En 1832, le titre de sultan fut alors accordé à Abd-El-Kader, les chefs s’inclinèrent et lui présentèrent le burnous violet. Le nouveau sultan  se mit à son tour à prêcher la guerre sainte. Après que l’affaire          de la Macta eut consolidé sa puissance, il songea à se créer une force militaire permanente. Voyant l’armée française composée en grande partie d’infanterie, il se forma un corps de cavalerie qui put attaquer, poursuivre ou éviter un combat inégal. Ce premier corps ne comptait d’abord que 400 hommes. Pour entretenir des bataillons réguliers, il mit des taxes sur les marchandises et il leva des impôts ; puis il fit bâtir des magasins de vivres, d’armes et de munitions. Lorsqu’il commença à faire la guerre aux Français dans l’ouest de l’Algérie, le général Louis Alexis Desmichels était gouverneur de la province d’Oran ; comme son prédécesseur, il était indépendant du général en chef. Au mois de mai 1833, il remporta plusieurs victoires sur Abd-El-Kader, et s’empara de Mostaganem. L’émir, indigné de voir les Musulmans venir approvisionner les marchés français, fit enlever le chef d’Arzew qui venait de se soumettre, et le conduisit à Mascara où il fut condamné à mort. Au mois d’octobre de la même année ses troupes attaquèrent l’escorte de la commission d’Afrique, forte de 1 800 hommes, mais il fut battu près de Aïn-el-Bidha.
Abd-El-Kader, à la mort de son père (1833), se retira quelque temps à Mascara, puis revint se mettre à la tête de ses troupes. Il fit bloquer la ville d’Oran par la tribu des Rharaba et couper toute communication avec Mostaganem par la tribu des Hachem. La tactique réussit, les arrivages cessèrent sur les marchés français. Les tribus soumises cherchèrent à se détacher des Français. Abd-El-Kader, profitant de l’état des esprits, tendit un piège aux Français dans lequel quatre d’entre eux furent faits prisonniers et un cinquième tué. Le général Desmichels lui écrivit pour réclamer les soldats, mais Abd El-Kader refusa de les rendre et termina sa réponse par un défi. Le général Desmichels ne fit pas longtemps attendre la réponse. Il fit, après le combat, renvoyer les femmes et les enfants des douars qui étaient tombés dans le pouvoir français ; et les indigènes, ne comprenant nullement le motif de cette mesure, pensaient que ceux-ci avaient agi non pas avec générosité, mais avec faiblesse.

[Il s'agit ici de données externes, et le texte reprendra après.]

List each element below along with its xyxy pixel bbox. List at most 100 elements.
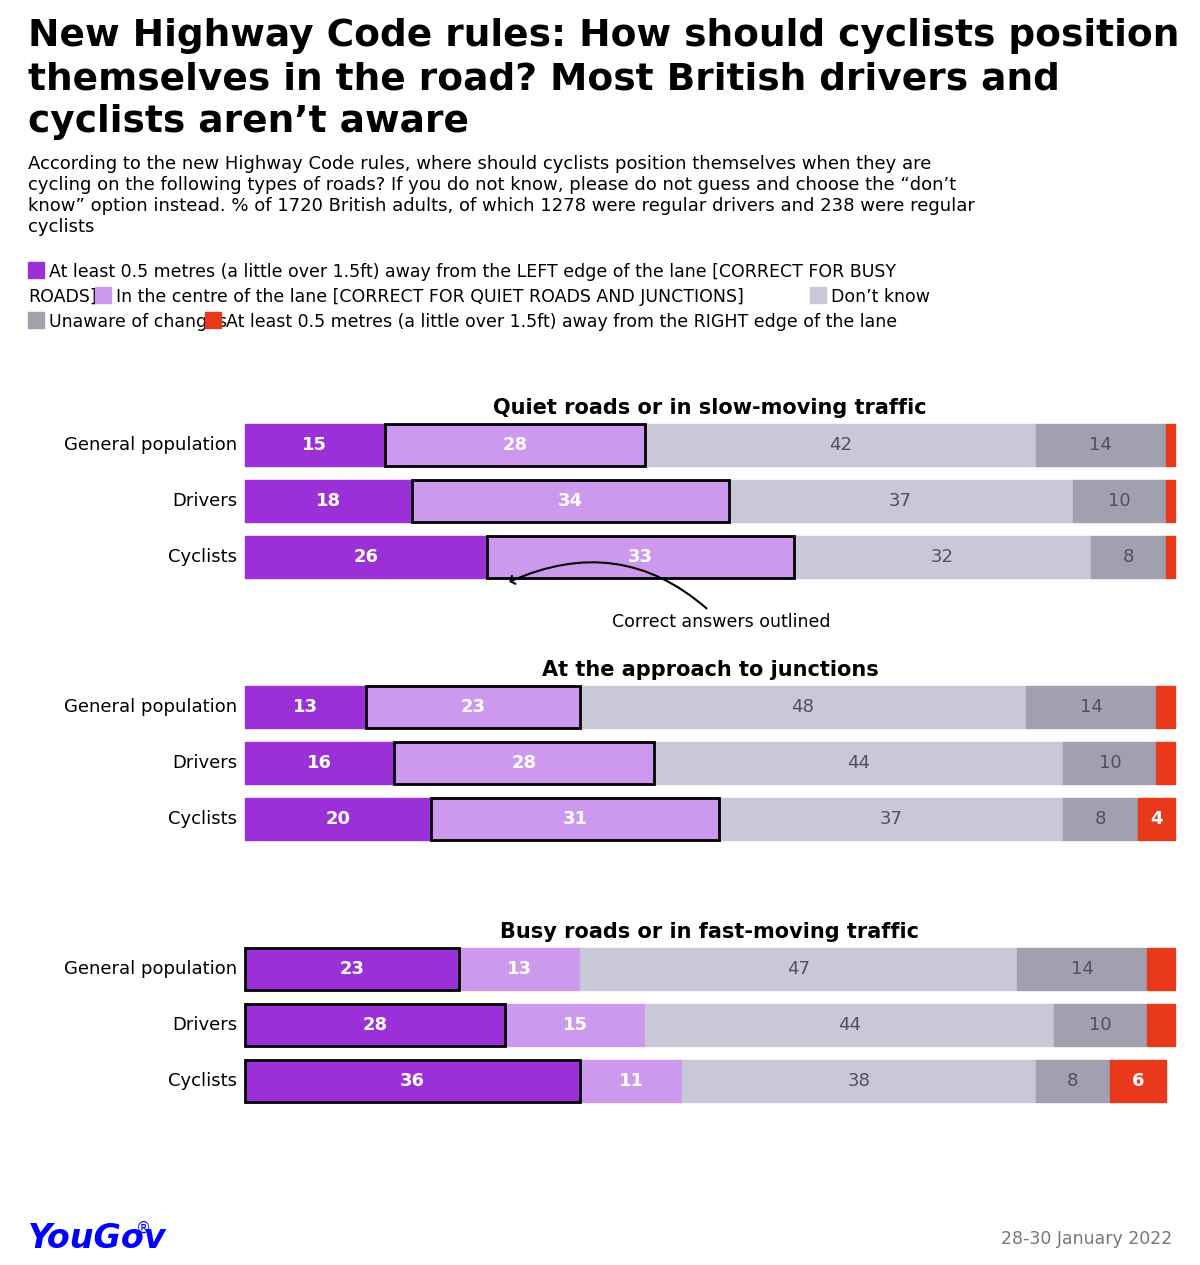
Bar [1063,743,1157,784]
Text: Quiet roads or in slow-moving traffic: Quiet roads or in slow-moving traffic [493,398,926,417]
Bar [1147,1004,1175,1046]
Bar [205,312,221,328]
Bar [505,1004,644,1046]
Text: 8: 8 [1123,548,1134,565]
Text: cyclists aren’t aware: cyclists aren’t aware [28,104,469,140]
Text: Cyclists: Cyclists [168,1071,238,1090]
Text: 28-30 January 2022: 28-30 January 2022 [1001,1230,1172,1249]
Text: Drivers: Drivers [172,492,238,510]
Text: 20: 20 [325,810,350,829]
Text: cyclists: cyclists [28,218,95,237]
Bar [384,424,644,466]
Bar [1091,536,1165,578]
Bar [580,686,1026,727]
Text: 28: 28 [362,1016,388,1034]
Bar [487,536,793,578]
Bar [1157,686,1175,727]
Bar [728,479,1073,522]
Text: Unaware of changes: Unaware of changes [49,312,227,331]
Text: 23: 23 [340,960,365,978]
Text: 8: 8 [1094,810,1106,829]
Bar [654,743,1063,784]
Bar [245,947,458,990]
Text: 37: 37 [889,492,912,510]
Bar [793,536,1091,578]
Bar [1138,798,1175,840]
Bar [719,798,1063,840]
Text: 42: 42 [829,436,852,454]
Bar [644,424,1036,466]
Text: General population: General population [64,960,238,978]
Text: At least 0.5 metres (a little over 1.5ft) away from the RIGHT edge of the lane: At least 0.5 metres (a little over 1.5ft… [226,312,898,331]
Bar [413,479,728,522]
Bar [1165,424,1175,466]
Bar [245,479,413,522]
Text: 28: 28 [502,436,527,454]
Text: know” option instead. % of 1720 British adults, of which 1278 were regular drive: know” option instead. % of 1720 British … [28,197,974,215]
Text: 44: 44 [847,754,870,772]
Bar [1063,798,1138,840]
Text: 37: 37 [880,810,902,829]
Text: 48: 48 [792,698,815,716]
Bar [580,947,1016,990]
Text: YouGov: YouGov [28,1222,167,1255]
Text: Cyclists: Cyclists [168,548,238,565]
Text: 10: 10 [1108,492,1130,510]
Bar [245,947,458,990]
Bar [95,287,112,304]
Bar [366,686,580,727]
Text: 36: 36 [400,1071,425,1090]
Text: 11: 11 [618,1071,643,1090]
Bar [1165,479,1175,522]
Text: At least 0.5 metres (a little over 1.5ft) away from the LEFT edge of the lane [C: At least 0.5 metres (a little over 1.5ft… [49,263,896,281]
Bar [245,1004,505,1046]
Text: 14: 14 [1090,436,1112,454]
Text: 16: 16 [307,754,332,772]
Bar [810,287,826,304]
Text: 10: 10 [1098,754,1121,772]
Bar [28,312,44,328]
Bar [1165,536,1175,578]
Text: 14: 14 [1080,698,1103,716]
Bar [245,536,487,578]
Bar [1054,1004,1147,1046]
Bar [28,262,44,278]
Text: 38: 38 [847,1071,870,1090]
Text: 8: 8 [1067,1071,1079,1090]
Bar [1073,479,1165,522]
Text: General population: General population [64,698,238,716]
Bar [682,1060,1036,1102]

Lorsqu’après cette sortie les marchés d’Oran se furent un peu approvisionnés, le général Desmichels écrivit de nouveau à Abd-El-Kader pour lui demander une entrevue. L’émir n’eut garde de se présenter lui-même, il se croyait trop au-dessus des généraux français par sa position souveraine : il n’a daigné accorder cette faveur qu’au maréchal Thomas-Robert Bugeaud, à Juchault de la Moricière et au duc d’Aumale. À la lettre du général Desmichels il répondit que l’Islam lui défendait de se soumettre aux envahisseurs, mais qu’il lui permettait d’accepter une paix si elle lui était proposée. Abd-El-Kader sentait alors le besoin de cesser les hostilités contre les Français, et malgré les revers que les Français éprouvèrent près d’Oran, dans un lieu nommé Dar-el-Bidah (« la Maison blanche »), il continua les négociations entamées, en engageant son agha, Mouloud ben Arrach et le caïd Ouled Mahmoud, pour s’entendre en dehors d’Oran, avec le séfarade Mandoukaï Amar, sur les bases d’un traité de paix qui allait être passé entre la France et les algériens. Abd-El-Kader insistait pour avoir Mostaganem, mais se voyant refuser sur ce point, il demanda Arzew, où il parvint à établir de fait son autorité sans l’accord des Français.
Ils arrivèrent à un accord sur les trois dispositions suivantes du traité :
1. Soumission des Arabes à la France.
2. Liberté du commerce pleine et entière.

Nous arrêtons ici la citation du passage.